As Yacovone explains, pre-Civil War textbook production was dominated by writers from New England. Some southerners had, by the 1850s, become “increasingly frustrated with the ‘Yankee-centric’ quality of the historical narratives.” They wanted texts “specifically designed for Southern students and readers.” In particular, Southern critics wanted textbooks that gave what they considered a fair and favorable view to the “subject of the weightiest import to us of the South … I mean the institution of Negro slavery,” as one critic put it.
Part of the reason for Southern elite frustration, and the reason they wanted history textbooks tailored to their views, was the rise of pro-slavery ideology among slaveholders whose lives and livelihoods were tied to the institution. It helped as well that slavery had become — against the expectations of many Americans, including the nation’s founders — incredibly lucrative in the first decades of the 19th century. By the time Yacovone begins his narrative, Southern slaveholders had moved from the regretful acceptance of slavery that characterized earlier generations of slaveholding elites to an embrace of slavery as a “positive good” . . . .

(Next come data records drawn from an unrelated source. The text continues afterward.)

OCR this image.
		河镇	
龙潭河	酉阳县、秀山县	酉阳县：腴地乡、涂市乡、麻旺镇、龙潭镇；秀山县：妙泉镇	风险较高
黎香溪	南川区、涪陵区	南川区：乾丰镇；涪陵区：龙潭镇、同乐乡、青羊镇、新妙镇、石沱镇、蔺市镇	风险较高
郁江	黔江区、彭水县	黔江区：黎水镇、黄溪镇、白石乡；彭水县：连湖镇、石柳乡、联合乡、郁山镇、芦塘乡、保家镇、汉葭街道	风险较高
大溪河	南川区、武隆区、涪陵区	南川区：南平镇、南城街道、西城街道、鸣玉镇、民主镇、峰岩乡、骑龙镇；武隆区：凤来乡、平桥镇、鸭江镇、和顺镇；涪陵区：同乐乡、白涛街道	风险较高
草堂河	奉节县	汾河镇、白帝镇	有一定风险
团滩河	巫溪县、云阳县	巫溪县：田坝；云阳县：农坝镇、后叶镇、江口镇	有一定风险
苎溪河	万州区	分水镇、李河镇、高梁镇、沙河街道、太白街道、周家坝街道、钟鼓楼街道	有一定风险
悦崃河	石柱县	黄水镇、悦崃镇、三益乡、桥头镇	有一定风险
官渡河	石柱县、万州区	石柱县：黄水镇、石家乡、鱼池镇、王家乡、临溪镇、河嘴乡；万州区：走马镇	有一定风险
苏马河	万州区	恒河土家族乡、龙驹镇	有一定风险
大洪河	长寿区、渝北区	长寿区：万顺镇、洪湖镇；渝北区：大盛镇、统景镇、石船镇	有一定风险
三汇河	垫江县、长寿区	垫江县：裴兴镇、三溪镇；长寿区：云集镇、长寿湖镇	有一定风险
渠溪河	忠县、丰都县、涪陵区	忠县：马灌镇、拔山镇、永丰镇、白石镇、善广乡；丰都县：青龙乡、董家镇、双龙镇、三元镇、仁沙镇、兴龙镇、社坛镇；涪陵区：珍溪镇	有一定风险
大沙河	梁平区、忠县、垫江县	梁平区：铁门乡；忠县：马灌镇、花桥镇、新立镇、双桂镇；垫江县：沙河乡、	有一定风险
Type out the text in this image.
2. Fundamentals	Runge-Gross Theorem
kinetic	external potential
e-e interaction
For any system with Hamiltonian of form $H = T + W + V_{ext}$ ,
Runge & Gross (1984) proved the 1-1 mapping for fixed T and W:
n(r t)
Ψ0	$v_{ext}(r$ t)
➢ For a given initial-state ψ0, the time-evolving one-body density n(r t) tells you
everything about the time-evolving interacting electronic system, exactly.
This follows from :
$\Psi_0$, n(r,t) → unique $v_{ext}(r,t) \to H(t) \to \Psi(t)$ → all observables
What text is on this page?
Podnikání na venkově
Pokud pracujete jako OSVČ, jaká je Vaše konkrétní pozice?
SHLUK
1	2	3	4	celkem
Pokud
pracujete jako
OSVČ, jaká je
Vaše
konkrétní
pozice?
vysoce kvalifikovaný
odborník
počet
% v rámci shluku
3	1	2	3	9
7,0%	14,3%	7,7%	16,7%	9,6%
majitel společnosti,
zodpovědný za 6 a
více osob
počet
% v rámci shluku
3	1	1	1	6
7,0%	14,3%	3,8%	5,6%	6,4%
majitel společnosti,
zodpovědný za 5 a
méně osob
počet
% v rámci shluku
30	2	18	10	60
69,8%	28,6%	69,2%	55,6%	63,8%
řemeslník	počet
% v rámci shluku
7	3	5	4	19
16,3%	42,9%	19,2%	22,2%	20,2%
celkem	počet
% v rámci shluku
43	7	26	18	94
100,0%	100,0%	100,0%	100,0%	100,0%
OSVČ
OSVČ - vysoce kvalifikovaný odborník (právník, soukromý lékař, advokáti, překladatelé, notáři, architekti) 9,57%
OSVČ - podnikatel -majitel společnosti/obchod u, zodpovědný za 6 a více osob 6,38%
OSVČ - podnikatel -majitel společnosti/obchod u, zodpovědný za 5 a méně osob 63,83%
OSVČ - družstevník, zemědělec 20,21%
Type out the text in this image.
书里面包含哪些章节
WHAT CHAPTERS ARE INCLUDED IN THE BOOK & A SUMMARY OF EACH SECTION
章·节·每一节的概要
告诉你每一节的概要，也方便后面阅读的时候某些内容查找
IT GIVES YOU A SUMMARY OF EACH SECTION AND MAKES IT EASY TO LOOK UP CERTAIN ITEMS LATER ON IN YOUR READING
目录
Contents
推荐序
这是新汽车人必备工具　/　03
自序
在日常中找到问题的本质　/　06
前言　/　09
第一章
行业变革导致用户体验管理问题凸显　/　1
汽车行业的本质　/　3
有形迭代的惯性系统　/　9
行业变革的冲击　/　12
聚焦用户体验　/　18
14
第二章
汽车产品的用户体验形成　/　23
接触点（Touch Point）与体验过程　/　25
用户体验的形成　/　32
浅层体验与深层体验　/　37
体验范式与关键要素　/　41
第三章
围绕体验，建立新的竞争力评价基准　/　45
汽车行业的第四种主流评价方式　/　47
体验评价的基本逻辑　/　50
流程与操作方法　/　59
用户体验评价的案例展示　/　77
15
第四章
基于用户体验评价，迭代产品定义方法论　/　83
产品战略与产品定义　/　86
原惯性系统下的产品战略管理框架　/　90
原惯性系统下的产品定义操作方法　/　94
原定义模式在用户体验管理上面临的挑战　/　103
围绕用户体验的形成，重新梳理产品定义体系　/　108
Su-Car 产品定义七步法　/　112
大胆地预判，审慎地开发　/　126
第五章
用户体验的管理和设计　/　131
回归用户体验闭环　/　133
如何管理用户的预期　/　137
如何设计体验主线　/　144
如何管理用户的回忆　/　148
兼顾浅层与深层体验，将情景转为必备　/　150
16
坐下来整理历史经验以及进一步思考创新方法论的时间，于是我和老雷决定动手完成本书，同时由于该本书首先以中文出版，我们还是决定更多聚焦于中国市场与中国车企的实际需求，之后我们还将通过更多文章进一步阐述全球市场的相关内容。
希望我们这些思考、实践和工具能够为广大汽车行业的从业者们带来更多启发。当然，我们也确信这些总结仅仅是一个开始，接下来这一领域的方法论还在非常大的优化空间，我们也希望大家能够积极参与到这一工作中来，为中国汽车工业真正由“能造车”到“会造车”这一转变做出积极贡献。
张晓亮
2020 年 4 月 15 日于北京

It was in this context that J.W. Morgan, a Virginian contributor to the southern journal De Bow’s Review, excoriated northern history textbooks and called for censorship of anything that hinted of antislavery belief. Here’s Yacovone summarizing Morgan’s argument:
Books that did not praise the “doctrines” that ‘we now believe’ should be banned and never come “within the range of juvenile reading.” . . . . Even spelling books could not be trusted, as they contained covert condemnations of “our peculiar institutions.”
What I find striking about this is not just that it is a prime example of the hostility to free expression that marked the slaveholding South — southern elites instituted gag rules in Congress and prevented the circulation of antislavery materials through the mail in their states — but that Morgan is as concerned with the effect of abolitionist arguments on the “minds of youth” as he is with their effect on enslaved Americans themselves.
It was vital, to Morgan, that the slaveholding South reproduce its beliefs and ideologies in the next generation. Education was the tool, and anything that emphasized the equality of all people and challenged existing hierarchies as unnatural and unjust was the threat.
Truly, some things have not changed a century and a half latter. The far right manufactured "parents' rights" movement that Youngkin used successfully, is really nothing more than a dusted off version of the white supremacists of old.